IMPORTANT INFORMATION FOR INVESTORS AND SECURITY HOLDERS
A tender offer for the outstanding common stock of The Hillshire Brands Company has not yet commenced. This communication is not an offer to buy or the solicitation of an offer to sell any securities. A solicitation and an offer to buy shares of Hillshire Brands common stock will be made only pursuant to an offer to purchase and related materials that HMB Holdings, Inc., a wholly owned subsidiary of Tyson Foods, Inc., intends to file with the U.S. Securities and Exchange Commission (the “SEC”). When the tender offer is commenced, HMB Holdings will file a Tender Offer Statement on Schedule TO with the SEC, and thereafter Hillshire Brands will file a Solicitation/Recommendation Statement on Schedule 14D-9 with respect to the tender offer. Investors and Stockholders are urged to read the Tender Offer Statement (including an offer to purchase, a related letter of transmittal and other offer documents) and the Solicitation/Recommendation Statement on Schedule 14D-9 when they become available, as well as other documents filed with the SEC, because they will contain important information.
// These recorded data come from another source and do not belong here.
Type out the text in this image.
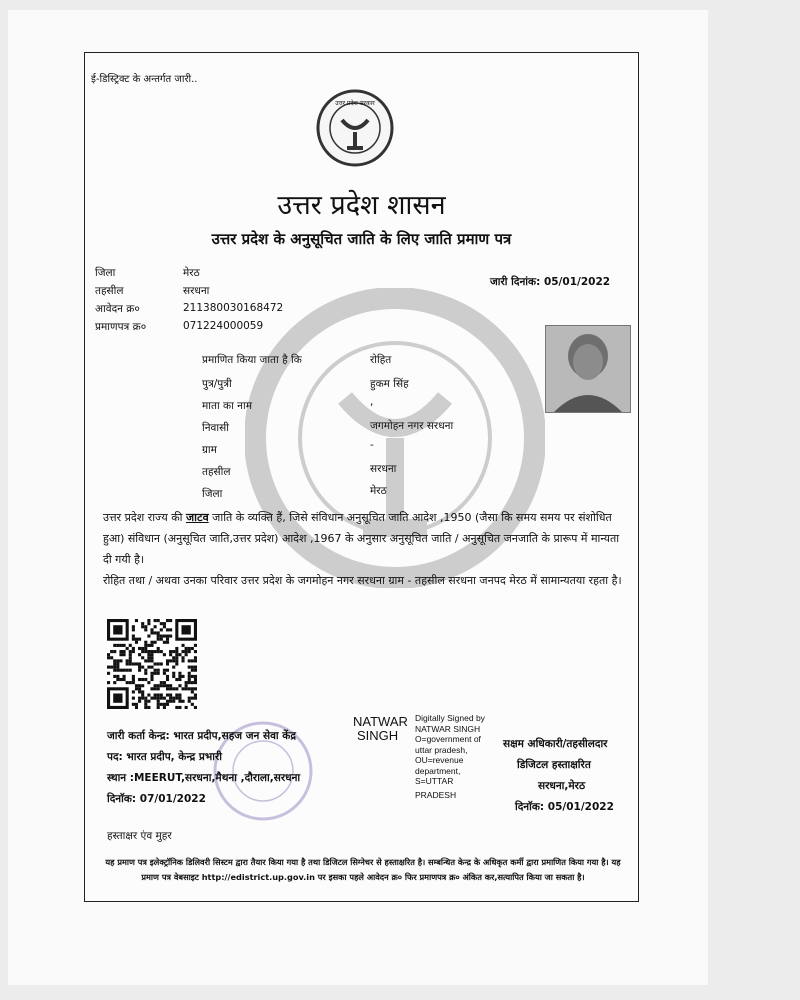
ई-डिस्ट्रिक्ट के अन्तर्गत जारी..
उत्तर प्रदेश सरकार
उत्तर प्रदेश शासन
उत्तर प्रदेश के अनुसूचित जाति के लिए जाति प्रमाण पत्र
जिला	मेरठ
तहसील	सरधना
आवेदन क्र०	211380030168472
प्रमाणपत्र क्र०	071224000059
जारी दिनांक: 05/01/2022
प्रमाणित किया जाता है कि	रोहित
पुत्र/पुत्री	हुकम सिंह
माता का नाम	,
निवासी	जगमोहन नगर सरधना
ग्राम	-
तहसील	सरधना
जिला	मेरठ
उत्तर प्रदेश राज्य की जाटव जाति के व्यक्ति हैं, जिसे संविधान अनुसूचित जाति आदेश ,1950 (जैसा कि समय समय पर संशोधित हुआ) संविधान (अनुसूचित जाति,उत्तर प्रदेश) आदेश ,1967 के अनुसार अनुसूचित जाति / अनुसूचित जनजाति के प्रारूप में मान्यता दी गयी है।
रोहित तथा / अथवा उनका परिवार उत्तर प्रदेश के जगमोहन नगर सरधना ग्राम - तहसील सरधना जनपद मेरठ में सामान्यतया रहता है।
जारी कर्ता केन्द्र: भारत प्रदीप,सहज जन सेवा केंद्र
पद: भारत प्रदीप, केन्द्र प्रभारी
स्थान :MEERUT,सरधना,मैथना ,दौराला,सरधना
दिनाॅक: 07/01/2022
NATWAR
SINGH
Digitally Signed by
NATWAR SINGH
O=government of
uttar pradesh,
OU=revenue
department,
S=UTTAR
PRADESH
सक्षम अधिकारी/तहसीलदार
डिजिटल हस्ताक्षरित
सरधना,मेरठ
दिनाॅक: 05/01/2022
हस्ताक्षर एंव मुहर
यह प्रमाण पत्र इलेक्ट्रॉनिक डिलिवरी सिस्टम द्वारा तैयार किया गया है तथा डिजिटल सिग्नेचर से हस्ताक्षरित है। सम्बन्धित केन्द्र के अधिकृत कर्मी द्वारा प्रमाणित किया गया है। यह प्रमाण पत्र वेबसाइट http://edistrict.up.gov.in पर इसका पहले आवेदन क्र० फिर प्रमाणपत्र क्र० अंकित कर,सत्यापित किया जा सकता है।
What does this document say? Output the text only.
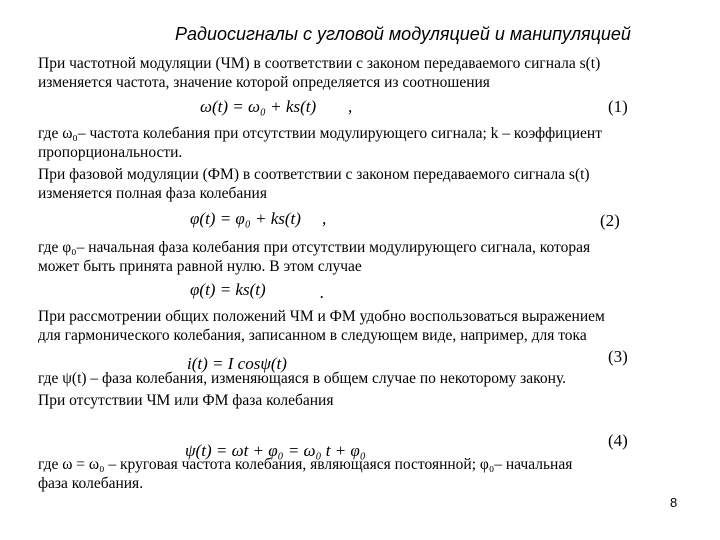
Радиосигналы с угловой модуляцией и манипуляцией
При частотной модуляции (ЧМ) в соответствии с законом передаваемого сигнала s(t)
изменяется частота, значение которой определяется из соотношения
ω(t) = ω₀ + ks(t) ,	(1)
где ω₀– частота колебания при отсутствии модулирующего сигнала; k – коэффициент
пропорциональности.
При фазовой модуляции (ФМ) в соответствии с законом передаваемого сигнала s(t)
изменяется полная фаза колебания
φ(t) = φ₀ + ks(t) ,	(2)
где φ₀– начальная фаза колебания при отсутствии модулирующего сигнала, которая
может быть принята равной нулю. В этом случае
φ(t) = ks(t)	.
При рассмотрении общих положений ЧМ и ФМ удобно воспользоваться выражением
для гармонического колебания, записанном в следующем виде, например, для тока
i(t) = I cosψ(t)	(3)
где ψ(t) – фаза колебания, изменяющаяся в общем случае по некоторому закону.
При отсутствии ЧМ или ФМ фаза колебания
ψ(t) = ωt + φ₀ = ω₀ t + φ₀
(4)
где ω = ω₀ – круговая частота колебания, являющаяся постоянной; φ₀– начальная
фаза колебания.
8
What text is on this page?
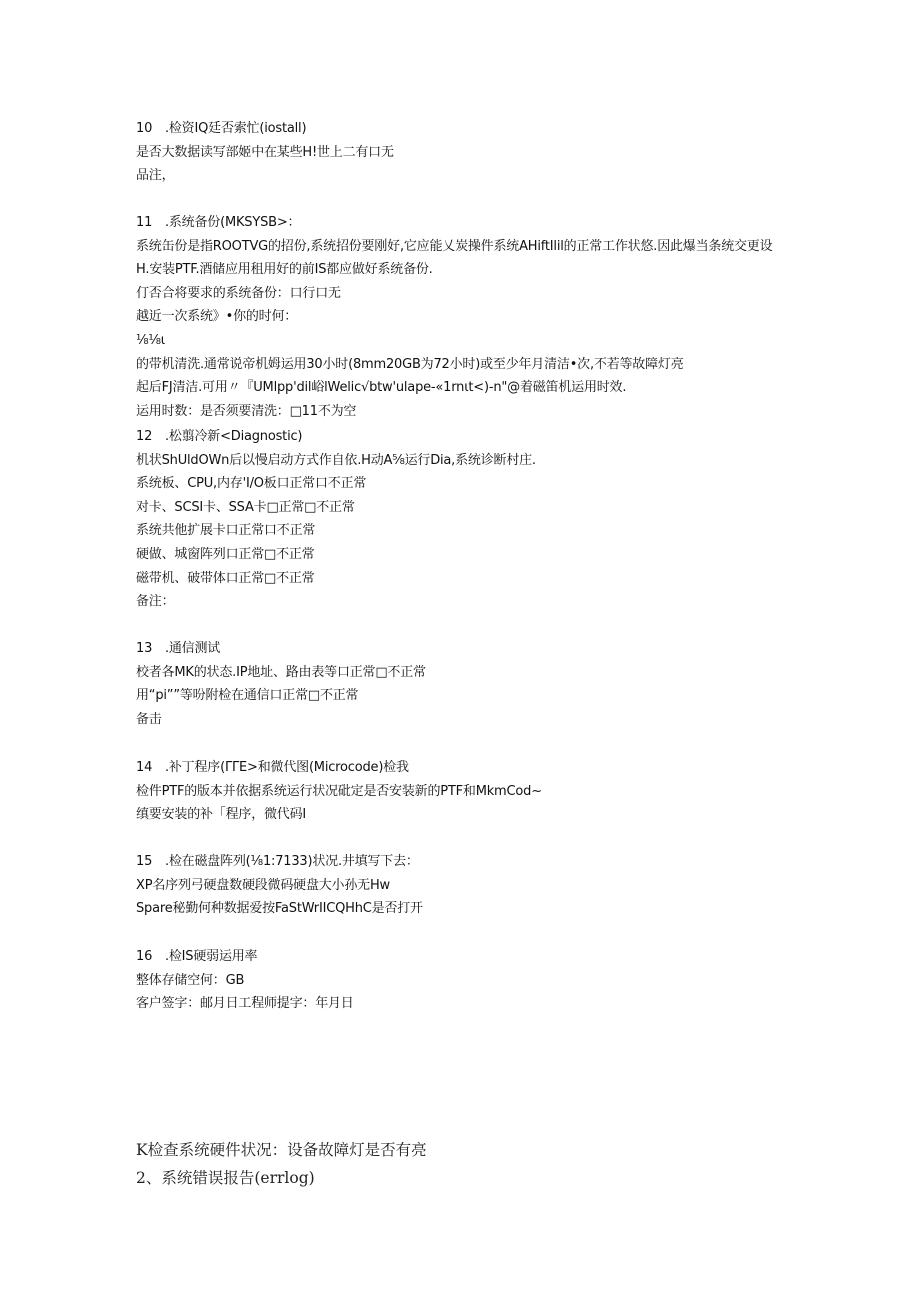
10　.检资IQ廷否索忙(iostall)
是否大数据读写部姬中在某些H!世上二有口无
品注，
11　.系统备份(MKSYSB>：
系统缶份是指ROOTVG的招份,系统招份要刚好,它应能乂炭操件系统AHiftIlil的正常工作状悠.因此爆当条统交更设
H.安装PTF.酒储应用租用好的前IS都应做好系统备份.
仃否合将要求的系统备份：口行口无
越近一次系统》•你的时何：
⅛⅛ι
的带机清洗.通常说帝机姆运用30小时(8mm20GB为72小时)或至少年月清洁•次,不若等故障灯亮
起后FJ清洁.可用〃『UMlpp'dil峪lWelic√btw'ulape-«1rnιt<)-n"@着磁笛机运用时效.
运用时数：是否须要清洗：□11不为空
12　.松翦冷新<Diagnostic)
机状ShUldOWn后以慢启动方式作自依.H动A⅝运行Dia,系统诊断村庄.
系统板、CPU,内存'I/O板口正常口不正常
对卡、SCSI卡、SSA卡□正常□不正常
系统共他扩展卡口正常口不正常
硬做、城窗阵列口正常□不正常
磁带机、破带体口正常□不正常
备注：
13　.通信测试
校者各MK的状态.IP地址、路由表等口正常□不正常
用“pi””等吩附检在通信口正常□不正常
备击
14　.补丁程序(ΓΓE>和微代图(Microcode)检我
检件PTF的版本并依据系统运行状况砒定是否安装新的PTF和MkmCod~
缜要安装的补「程序，微代码I
15　.检在磁盘阵列(⅛1:7133)状况.井填写下去：
XP名序列弓硬盘数硬段微码硬盘大小孙无Hw
Spare秘勤何种数据爱按FaStWrIICQHhC是否打开
16　.检IS硬弱运用率
整体存储空何：GB
客户签字：邮月日工程师提字：年月日
K检查系统硬件状况：设备故障灯是否有亮
2、系统错误报告(errlog)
The Tender Offer Statement and Solicitation/Recommendation Statement on Schedule 14D-9 (when available) will be sent free of charge to Hillshire Brands stockholders and these and other materials filed with the SEC may also be obtained from Hillshire Brands upon written request to the Investor Relations Department, 400 South Jefferson Street, Chicago, Illinois 60607, telephone number (312) 614-8100 or from Hillshire Brands’ website, http://investors.hillshirebrands.com. In addition, all of these materials (and all other documents filed with the SEC) will be available at no charge from the SEC through its website at www.sec.gov, or by directing requests for such materials to the information agent for the offer, which will be named in the tender offer statement.